Мы не могли принять такую ползучую жизнь. Неизвестность томила нас. Мы оба хорошо и ровно учились по всем предметам, у нас не было ведущей страсти, чтение — страсть пассивная, нельзя стать просто читателем, так же как и театральным зрителем или посетителем музеев. У нас не было и ярко выраженных способностей, нас интересовало все. Теперь я понимаю, что мы уже тогда числились по ведомству Аполлона, а не иных, серьезных богов, но сами мы охотнее посещали лекции академиков Лазарева и Вавилова, чем спектакли и концерты. Мы искали себя. Застрельщиком поисков был Павлик. Это его осенило, что мы должны варить гуталин. Знаменитый дядя-химик начинал с варки гуталина. И однажды сварил такой замечательный гуталин, что сразу вошел в славу. Нам такого гуталина сварить не удалось, хотя мы продушили всю квартиру въедливым запахом ваксы. Чтобы жильцы не ругались, мы всем чистили ботинки, а Фоме Зубцову — сапоги. Отец, смеясь, говорил, что так начинал не Лавуазье, а Рокфеллер. Но из нас даже Рокфеллеров не вышло. Наш гуталин не давал блеска, хотя здорово пачкался, и Фома Зубцов всякий раз «перечищал» свои хромовые сапоги у айсоров на углу Кривоколенного переулка.

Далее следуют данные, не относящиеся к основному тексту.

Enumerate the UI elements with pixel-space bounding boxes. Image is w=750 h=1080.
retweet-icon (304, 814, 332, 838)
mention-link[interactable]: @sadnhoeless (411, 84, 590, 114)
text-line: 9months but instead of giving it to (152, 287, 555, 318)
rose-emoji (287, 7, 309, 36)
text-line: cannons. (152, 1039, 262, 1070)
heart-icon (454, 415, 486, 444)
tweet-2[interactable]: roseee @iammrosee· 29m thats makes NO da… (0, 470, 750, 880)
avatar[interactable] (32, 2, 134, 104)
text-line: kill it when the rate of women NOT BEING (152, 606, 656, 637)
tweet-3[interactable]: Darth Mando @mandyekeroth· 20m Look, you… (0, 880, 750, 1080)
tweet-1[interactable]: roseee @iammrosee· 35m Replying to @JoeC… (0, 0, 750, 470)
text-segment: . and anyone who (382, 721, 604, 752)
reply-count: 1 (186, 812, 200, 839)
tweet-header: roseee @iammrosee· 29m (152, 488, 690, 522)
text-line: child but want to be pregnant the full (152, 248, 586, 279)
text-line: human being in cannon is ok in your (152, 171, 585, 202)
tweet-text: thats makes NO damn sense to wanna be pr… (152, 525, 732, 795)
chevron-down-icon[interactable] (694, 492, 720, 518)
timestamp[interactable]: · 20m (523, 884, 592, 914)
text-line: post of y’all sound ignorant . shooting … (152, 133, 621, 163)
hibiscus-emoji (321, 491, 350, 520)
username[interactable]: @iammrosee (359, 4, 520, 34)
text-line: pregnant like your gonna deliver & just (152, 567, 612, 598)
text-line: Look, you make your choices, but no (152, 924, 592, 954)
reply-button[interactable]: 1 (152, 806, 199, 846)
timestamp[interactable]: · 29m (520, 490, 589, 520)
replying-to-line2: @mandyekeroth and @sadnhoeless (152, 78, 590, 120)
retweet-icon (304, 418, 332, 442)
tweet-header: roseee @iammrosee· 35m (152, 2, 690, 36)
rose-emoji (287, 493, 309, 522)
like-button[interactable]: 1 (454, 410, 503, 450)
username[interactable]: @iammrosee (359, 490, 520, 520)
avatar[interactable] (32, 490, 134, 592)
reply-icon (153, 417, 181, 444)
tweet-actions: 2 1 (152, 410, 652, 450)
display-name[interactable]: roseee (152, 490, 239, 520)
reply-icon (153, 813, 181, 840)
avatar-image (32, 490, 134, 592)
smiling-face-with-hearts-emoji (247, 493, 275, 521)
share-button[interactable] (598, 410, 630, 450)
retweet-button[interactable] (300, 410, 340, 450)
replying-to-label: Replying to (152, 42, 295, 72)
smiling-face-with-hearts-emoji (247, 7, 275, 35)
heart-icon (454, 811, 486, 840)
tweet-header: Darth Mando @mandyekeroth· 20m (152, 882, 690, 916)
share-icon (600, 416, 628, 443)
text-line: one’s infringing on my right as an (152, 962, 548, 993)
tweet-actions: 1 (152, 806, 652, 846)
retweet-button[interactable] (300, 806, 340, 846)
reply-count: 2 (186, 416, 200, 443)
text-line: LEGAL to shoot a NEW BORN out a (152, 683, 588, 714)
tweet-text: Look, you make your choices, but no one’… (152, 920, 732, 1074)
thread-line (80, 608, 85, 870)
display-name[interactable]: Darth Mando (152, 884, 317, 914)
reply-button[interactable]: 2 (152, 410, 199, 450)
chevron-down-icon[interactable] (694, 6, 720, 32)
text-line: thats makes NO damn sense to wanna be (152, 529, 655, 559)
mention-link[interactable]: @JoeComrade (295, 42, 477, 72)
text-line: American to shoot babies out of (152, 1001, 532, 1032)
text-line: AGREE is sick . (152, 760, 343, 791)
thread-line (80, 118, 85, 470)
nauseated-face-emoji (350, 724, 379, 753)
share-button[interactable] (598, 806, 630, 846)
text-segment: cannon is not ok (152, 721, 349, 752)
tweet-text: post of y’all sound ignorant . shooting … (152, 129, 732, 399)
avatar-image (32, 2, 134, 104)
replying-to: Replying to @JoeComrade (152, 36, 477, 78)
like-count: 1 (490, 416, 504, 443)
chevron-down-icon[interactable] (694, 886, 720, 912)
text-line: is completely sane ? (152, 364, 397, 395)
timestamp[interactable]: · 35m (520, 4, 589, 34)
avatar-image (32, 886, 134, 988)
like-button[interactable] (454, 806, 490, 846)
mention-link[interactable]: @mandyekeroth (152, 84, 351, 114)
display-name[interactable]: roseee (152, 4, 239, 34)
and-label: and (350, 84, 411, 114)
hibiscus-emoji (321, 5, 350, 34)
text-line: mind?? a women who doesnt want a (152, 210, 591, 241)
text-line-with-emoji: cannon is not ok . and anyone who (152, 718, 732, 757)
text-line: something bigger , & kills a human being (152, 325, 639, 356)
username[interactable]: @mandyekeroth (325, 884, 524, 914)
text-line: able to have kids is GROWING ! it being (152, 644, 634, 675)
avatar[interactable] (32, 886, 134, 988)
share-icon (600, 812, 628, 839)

Затем мы пытались создать красную тушь. Жидкость оставляла несмываемые пятна на руках, одежде, стенах и грязно-белой шерсти моего пса Джека, но, нанесенная пером на бумагу, обнаруживала непонятную водянистость. Строки бледнели, таяли, и мы уже готовы были поверить, что ненароком создали «симпатическую тушь», но ядовитый цвет не исчезал совсем.
Блистательный пример дяди-химика заставлял нас упорно цепляться за чуждую нам науку. Мы беспощадно били пробирки, переводили химикалии, колбы лопались над спиртовкой, как бомбы, вызывая панику среди соседей, и наконец у Павлика достало мужества сказать: «Хватит добывать стекло из пробирок!» На химии был поставлен крест.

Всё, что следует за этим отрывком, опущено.